The Commuter isn’t noticeably wide, yet it fits my wide forefoot very comfortably. It is much stiffer through the ball of the foot than non-cycling Keens, but it’s still slightly more flexible than my road shoes. I found the Commuter to be relatively comfortable for walking. In fact, this is the first cycling sandal or shoe I haven’t wanted to immediately change out of after a ride.
I bought a size 7 1/2, a half-size larger than normal for me because 7 was a bit short. The Euro size on the 7 1/2’s matches up with the sizing on my other cycling shoes, so that might be the best size predictor.
Like other Keen sandals, the Commuter has adjustable elastic laces. The pull loops in the front and rear are reflective.
The 2-bolt SPD-compatible sole let me easily install Speedplay Frog cleats. Like in walkable MTB-style cycling shoes, the cleats are recessed in the soles so they shouldn’t contact the ground. However, I can hear my Frog cleats touch just a bit when I’m walking on asphalt or concrete and down ferry ramps.
I wore my Commuters for commuting last winter.

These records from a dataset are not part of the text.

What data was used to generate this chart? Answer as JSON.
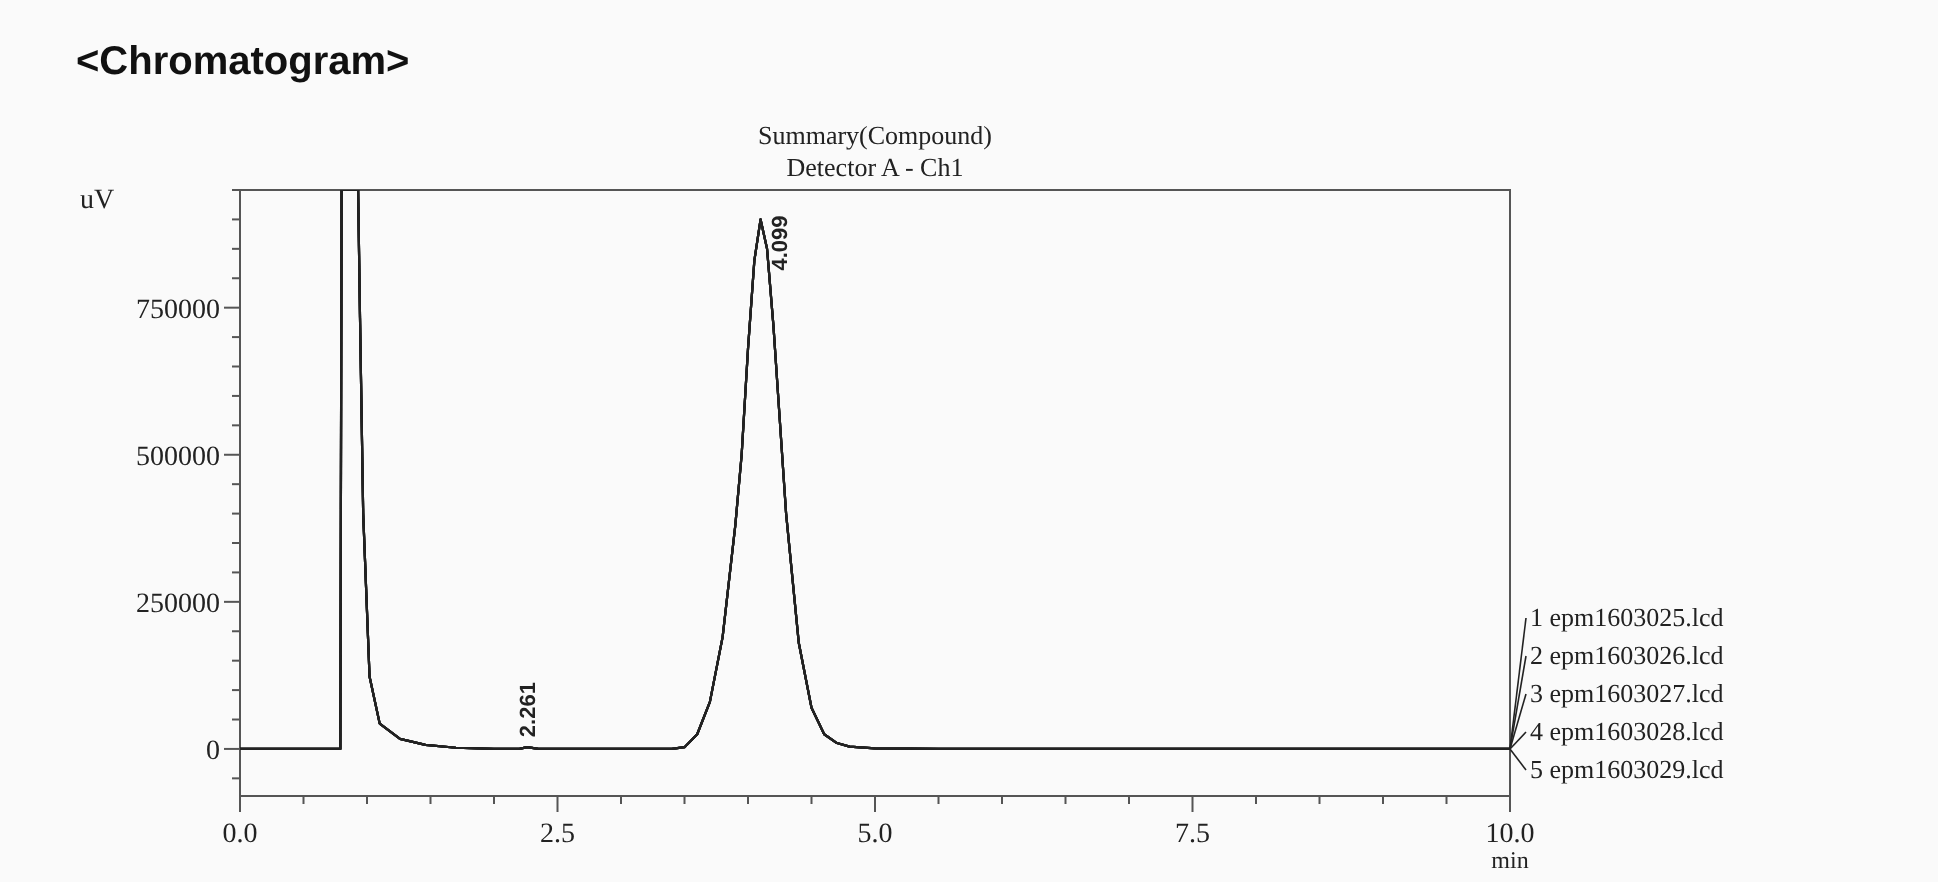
{
  "chart_data": {
    "type": "line",
    "title": "<Chromatogram>",
    "subtitle": "Summary(Compound)\nDetector A - Ch1",
    "xlabel": "min",
    "ylabel": "uV",
    "x": [
      0,
      0.79,
      0.8,
      0.93,
      0.945,
      0.97,
      1.02,
      1.1,
      1.26,
      1.46,
      1.7,
      2.0,
      2.2,
      2.261,
      2.35,
      3.4,
      3.5,
      3.6,
      3.7,
      3.8,
      3.9,
      3.95,
      4.0,
      4.05,
      4.099,
      4.15,
      4.2,
      4.25,
      4.3,
      4.4,
      4.5,
      4.6,
      4.7,
      4.8,
      5.0,
      5.5,
      10
    ],
    "series": [
      {
        "name": "1 epm1603025.lcd",
        "color": "#222222",
        "values": [
          0,
          0,
          950000,
          950000,
          733000,
          400000,
          123000,
          43000,
          17000,
          7000,
          2000,
          0,
          0,
          3000,
          0,
          0,
          3000,
          25000,
          80000,
          190000,
          380000,
          500000,
          680000,
          830000,
          900000,
          850000,
          720000,
          560000,
          400000,
          180000,
          70000,
          25000,
          10000,
          4000,
          1000,
          0,
          0
        ]
      },
      {
        "name": "2 epm1603026.lcd",
        "color": "#222222",
        "values": [
          0,
          0,
          950000,
          950000,
          733000,
          400000,
          123000,
          43000,
          17000,
          7000,
          2000,
          0,
          0,
          3000,
          0,
          0,
          3000,
          25000,
          80000,
          190000,
          380000,
          500000,
          680000,
          830000,
          900000,
          850000,
          720000,
          560000,
          400000,
          180000,
          70000,
          25000,
          10000,
          4000,
          1000,
          0,
          0
        ]
      },
      {
        "name": "3 epm1603027.lcd",
        "color": "#222222",
        "values": [
          0,
          0,
          950000,
          950000,
          733000,
          400000,
          123000,
          43000,
          17000,
          7000,
          2000,
          0,
          0,
          3000,
          0,
          0,
          3000,
          25000,
          80000,
          190000,
          380000,
          500000,
          680000,
          830000,
          900000,
          850000,
          720000,
          560000,
          400000,
          180000,
          70000,
          25000,
          10000,
          4000,
          1000,
          0,
          0
        ]
      },
      {
        "name": "4 epm1603028.lcd",
        "color": "#222222",
        "values": [
          0,
          0,
          950000,
          950000,
          733000,
          400000,
          123000,
          43000,
          17000,
          7000,
          2000,
          0,
          0,
          3000,
          0,
          0,
          3000,
          25000,
          80000,
          190000,
          380000,
          500000,
          680000,
          830000,
          900000,
          850000,
          720000,
          560000,
          400000,
          180000,
          70000,
          25000,
          10000,
          4000,
          1000,
          0,
          0
        ]
      },
      {
        "name": "5 epm1603029.lcd",
        "color": "#222222",
        "values": [
          0,
          0,
          950000,
          950000,
          733000,
          400000,
          123000,
          43000,
          17000,
          7000,
          2000,
          0,
          0,
          3000,
          0,
          0,
          3000,
          25000,
          80000,
          190000,
          380000,
          500000,
          680000,
          830000,
          900000,
          850000,
          720000,
          560000,
          400000,
          180000,
          70000,
          25000,
          10000,
          4000,
          1000,
          0,
          0
        ]
      }
    ],
    "annotations": [
      {
        "text": "2.261",
        "x": 2.261,
        "y": 3000
      },
      {
        "text": "4.099",
        "x": 4.099,
        "y": 900000
      }
    ],
    "xlim": [
      0,
      10
    ],
    "ylim": [
      -80000,
      950000
    ],
    "xticks": [
      {
        "value": 0,
        "label": "0.0"
      },
      {
        "value": 0.5,
        "label": null
      },
      {
        "value": 1,
        "label": null
      },
      {
        "value": 1.5,
        "label": null
      },
      {
        "value": 2,
        "label": null
      },
      {
        "value": 2.5,
        "label": "2.5"
      },
      {
        "value": 3,
        "label": null
      },
      {
        "value": 3.5,
        "label": null
      },
      {
        "value": 4,
        "label": null
      },
      {
        "value": 4.5,
        "label": null
      },
      {
        "value": 5,
        "label": "5.0"
      },
      {
        "value": 5.5,
        "label": null
      },
      {
        "value": 6,
        "label": null
      },
      {
        "value": 6.5,
        "label": null
      },
      {
        "value": 7,
        "label": null
      },
      {
        "value": 7.5,
        "label": "7.5"
      },
      {
        "value": 8,
        "label": null
      },
      {
        "value": 8.5,
        "label": null
      },
      {
        "value": 9,
        "label": null
      },
      {
        "value": 9.5,
        "label": null
      },
      {
        "value": 10,
        "label": "10.0"
      }
    ],
    "yticks": [
      {
        "value": -50000,
        "label": null
      },
      0,
      {
        "value": 50000,
        "label": null
      },
      {
        "value": 100000,
        "label": null
      },
      {
        "value": 150000,
        "label": null
      },
      {
        "value": 200000,
        "label": null
      },
      250000,
      {
        "value": 300000,
        "label": null
      },
      {
        "value": 350000,
        "label": null
      },
      {
        "value": 400000,
        "label": null
      },
      {
        "value": 450000,
        "label": null
      },
      500000,
      {
        "value": 550000,
        "label": null
      },
      {
        "value": 600000,
        "label": null
      },
      {
        "value": 650000,
        "label": null
      },
      {
        "value": 700000,
        "label": null
      },
      750000,
      {
        "value": 800000,
        "label": null
      },
      {
        "value": 850000,
        "label": null
      },
      {
        "value": 900000,
        "label": null
      },
      {
        "value": 950000,
        "label": null
      }
    ],
    "legend": "right",
    "grid": false,
    "line_style": "solid",
    "marker": "none"
  }
}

Covered by wool socks (no booties), my feet weren’t too cold even in the mid 30s (2C) — at least for my short 3.6-mile (5.8-km) ride to work.
At the other extreme, I wore these sandals in the mid 90s (35C) without socks for an hour. My feet got a little sticky toward the end of that ride. But the sandals won’t become too stinky thanks to Keen’s antimicrobial foot bed that prevents odor, staining and deterioration. If cleaning is necessary, the sandals are machine washable using the gentle cycle.
Also during sizzling weather, I wore my Commuters with summer-weight wool socks for a 10-hour century ride. There were brief periods when my soles felt hot, but all I had to do for relief was wiggle my feet. One instep was a little sore after that ride, but it was fine the next morning.
My longest ride in these sandals was 230 miles (370 km), completed in 24 hours. The temperature ranged from the low 40s to low 50s (6-12C) with occasional rain. I wore Sugoi Resistors booties part of the time and found that they fit easily over these sandals, which are a bit slimmer than Shimano’s popular version.
My feet got soaked and cold during a cloudburst when I didn’t have the booties on. But I had packed a pair of dry socks and all was good again after I put them on. Otherwise, my feet weren’t uncomfortable at any point during the long, chilly overnight ride. The sandals adjust easily to accommodate any sock thickness.
I found the Keen Women’s Commuter sandals to be comfortable for riding and walking, and stylish enough to wear in a variety of off-bike situations. I wouldn’t hesitate to use them for a ride or multiday tour of any length. In fact, I’ve worn regular cycling shoes only once since I bought these sandals about 8 months ago.
Are these cycling sandals still being made? If so, where can they be purchased?
Road Bike Rider says
I don’t think Keen makes cycling sandals anymore, but if you search for Shimano cycling sandals, they do make some for both men and women.